In India, however, there is access to only a limited number of animal models. Ferrets, which are widely used to study respiratory diseases, are currently not available in the country, said Raghavan Varadarajan, professor at Indian Institute of Science, Bengaluru, and cofounder of Mynvax, which is developing a vaccine candidate against SARS-CoV-2. Also, India does not have a non-human primate facility where viral challenge experiments can be conducted. Since it is difficult to get permission to euthanise non-human primates at the conclusion of study, carrying out vaccine studies with large numbers of animals has become difficult from a logistical point of view for the facility, said Varadarajan.
Fortunately, hamsters are emerging as a convenient animal model for SARS-CoV-2. At the moment, for the IISc-Mynvax candidates that are in early stages of development, a number of spike protein derivatives have been designed, characterised and tested in mice and guinea pigs with some promising initial results, Varadarajan said. The design which shows the best results in animals will be advanced to process development, safety, toxicity and subsequent clinical testing.

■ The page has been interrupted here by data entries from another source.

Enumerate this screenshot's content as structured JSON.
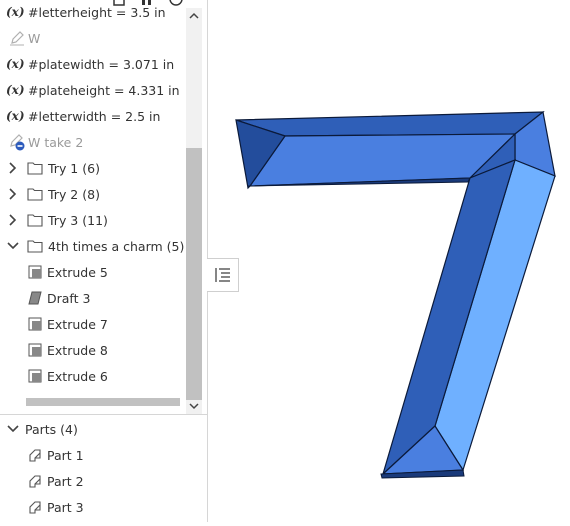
{
  "features": {
    "rows": [
      {
        "kind": "var",
        "text": "#letterheight = 3.5 in"
      },
      {
        "kind": "sketch",
        "text": "W"
      },
      {
        "kind": "var",
        "text": "#platewidth = 3.071 in"
      },
      {
        "kind": "var",
        "text": "#plateheight = 4.331 in"
      },
      {
        "kind": "var",
        "text": "#letterwidth = 2.5 in"
      },
      {
        "kind": "sketch-error",
        "text": "W take 2"
      },
      {
        "kind": "folder",
        "text": "Try 1 (6)"
      },
      {
        "kind": "folder",
        "text": "Try 2 (8)"
      },
      {
        "kind": "folder",
        "text": "Try 3 (11)"
      },
      {
        "kind": "folder-open",
        "text": "4th times a charm (5)"
      },
      {
        "kind": "extrude",
        "text": "Extrude 5"
      },
      {
        "kind": "draft",
        "text": "Draft 3"
      },
      {
        "kind": "extrude",
        "text": "Extrude 7"
      },
      {
        "kind": "extrude",
        "text": "Extrude 8"
      },
      {
        "kind": "extrude",
        "text": "Extrude 6"
      }
    ]
  },
  "parts": {
    "header": "Parts (4)",
    "items": [
      "Part 1",
      "Part 2",
      "Part 3"
    ]
  },
  "viewport": {
    "model": "7",
    "colors": {
      "dark": "#2f5fb8",
      "mid": "#4a7fe0",
      "light": "#6fb0ff",
      "edge": "#0b1a3a"
    }
  }
}
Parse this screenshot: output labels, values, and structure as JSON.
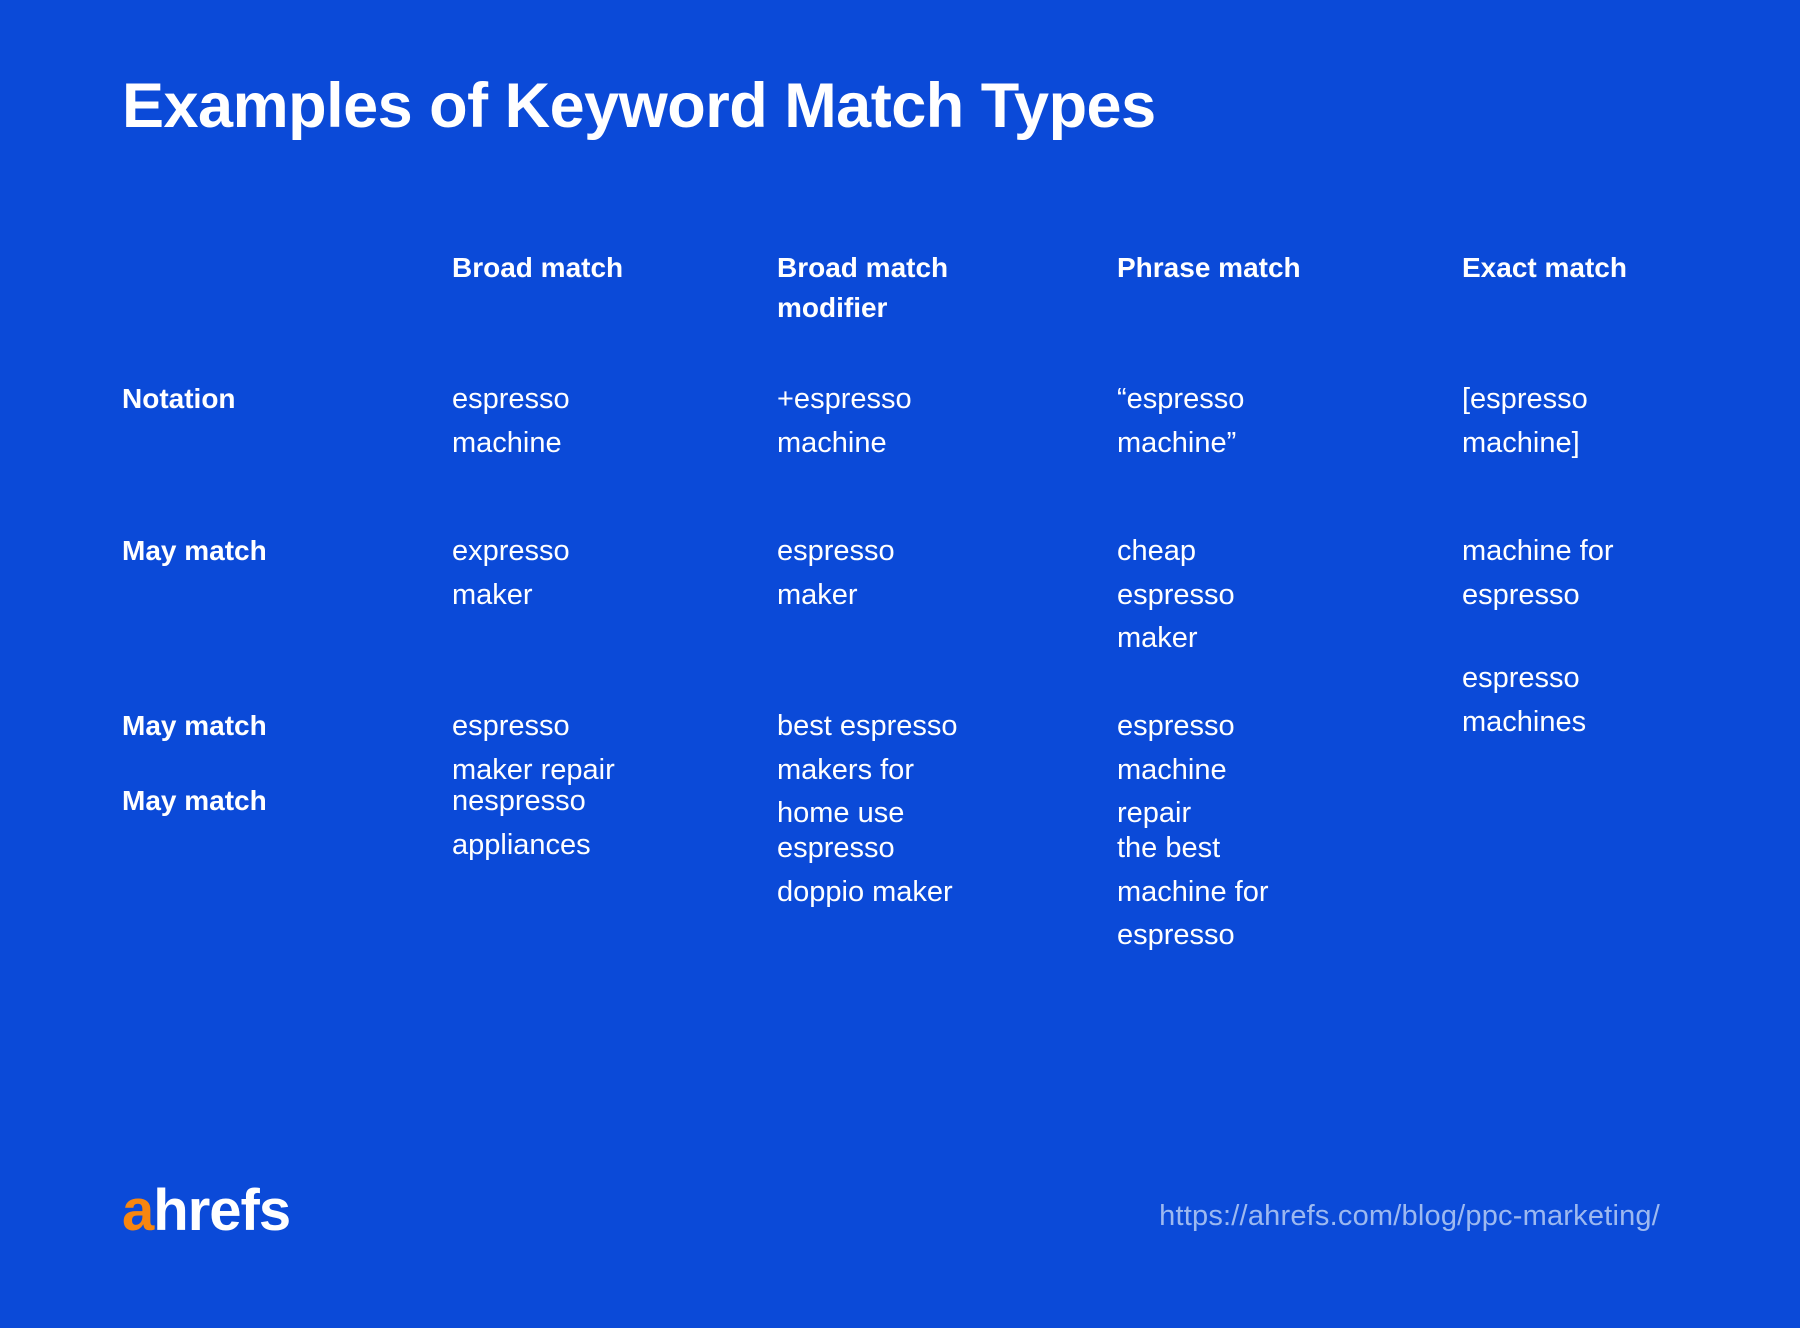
{
  "background_color": "#0B4AD8",
  "title": "Examples of Keyword Match Types",
  "table": {
    "corner_label": "",
    "columns": [
      {
        "header": "Broad match"
      },
      {
        "header": "Broad match\nmodifier"
      },
      {
        "header": "Phrase match"
      },
      {
        "header": "Exact match"
      }
    ],
    "rows": [
      {
        "label": "Notation",
        "cells": [
          "espresso\nmachine",
          "+espresso\nmachine",
          "“espresso\nmachine”",
          "[espresso\nmachine]"
        ]
      },
      {
        "label": "May match",
        "cells": [
          "expresso\nmaker",
          "espresso\nmaker",
          "cheap\nespresso\nmaker",
          "machine for\nespresso"
        ]
      },
      {
        "label": "May match",
        "cells": [
          "espresso\nmaker repair",
          "best espresso\nmakers for\nhome use",
          "espresso\nmachine\nrepair",
          "espresso\nmachines"
        ]
      },
      {
        "label": "May match",
        "cells": [
          "nespresso\nappliances",
          "espresso\ndoppio maker",
          "the best\nmachine for\nespresso",
          ""
        ]
      }
    ]
  },
  "footer": {
    "logo_accent": "a",
    "logo_rest": "hrefs",
    "logo_accent_color": "#F7860F",
    "source_url": "https://ahrefs.com/blog/ppc-marketing/",
    "source_url_color": "#9DB9F0"
  }
}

Varadarajan said the true efficacy of the vaccine would only be established after post-marketing surveillance was done. “But since this is a difficult situation, researchers might target partial efficacy, or look for surrogate markers of immunity,” he said. Usually researchers measure the level of neutralising antibodies to determine vaccine efficacy.
Besides, there is the complex interaction of antibodies. In respiratory viruses and dengue virus, for instance, it has been found that the antibodies that develop in response to the disease enhance the entry of the virus, and in some cases, the replication of the virus. This phenomena is called antibody dependant enhancement (ADE), said Bal.
The ADE mechanism hampers vaccine development because the neutralising antibodies produced by the vaccine are insufficient to prevent this from happening. This was seen in SARS-CoV-2 in vitro (outside a living organism), but it is not known whether the same would show up in vivo (inside a living organism).
Even as complex questions of antibody response in animals and humans are being worked on, having a vaccine ready does not mean that everyone will have it. There are issues of scaling up. Varadarajan, for instance, pointed out that mRNA vaccines, such as the one the American biotech company Moderna was making, were difficult to manufacture in bulk. “For India, where routine immunisation is a challenge and public health cadres are not available, how will we deliver the vaccine to everyone?” asked Bal. Besides, she said, decisions would have to be made on what kind of vulnerable populations would be given the vaccine.
“The vaccine has to be safe, effective, scalable and cost-effective,” said Kundu. “In a situation such as the current pandemic, where things are being rushed through—take the case of Hydroxychloroquine, where the narrative has constantly been changing—it tells us that many of these complex questions need time to be solved. And responses may not always be right in the first instance.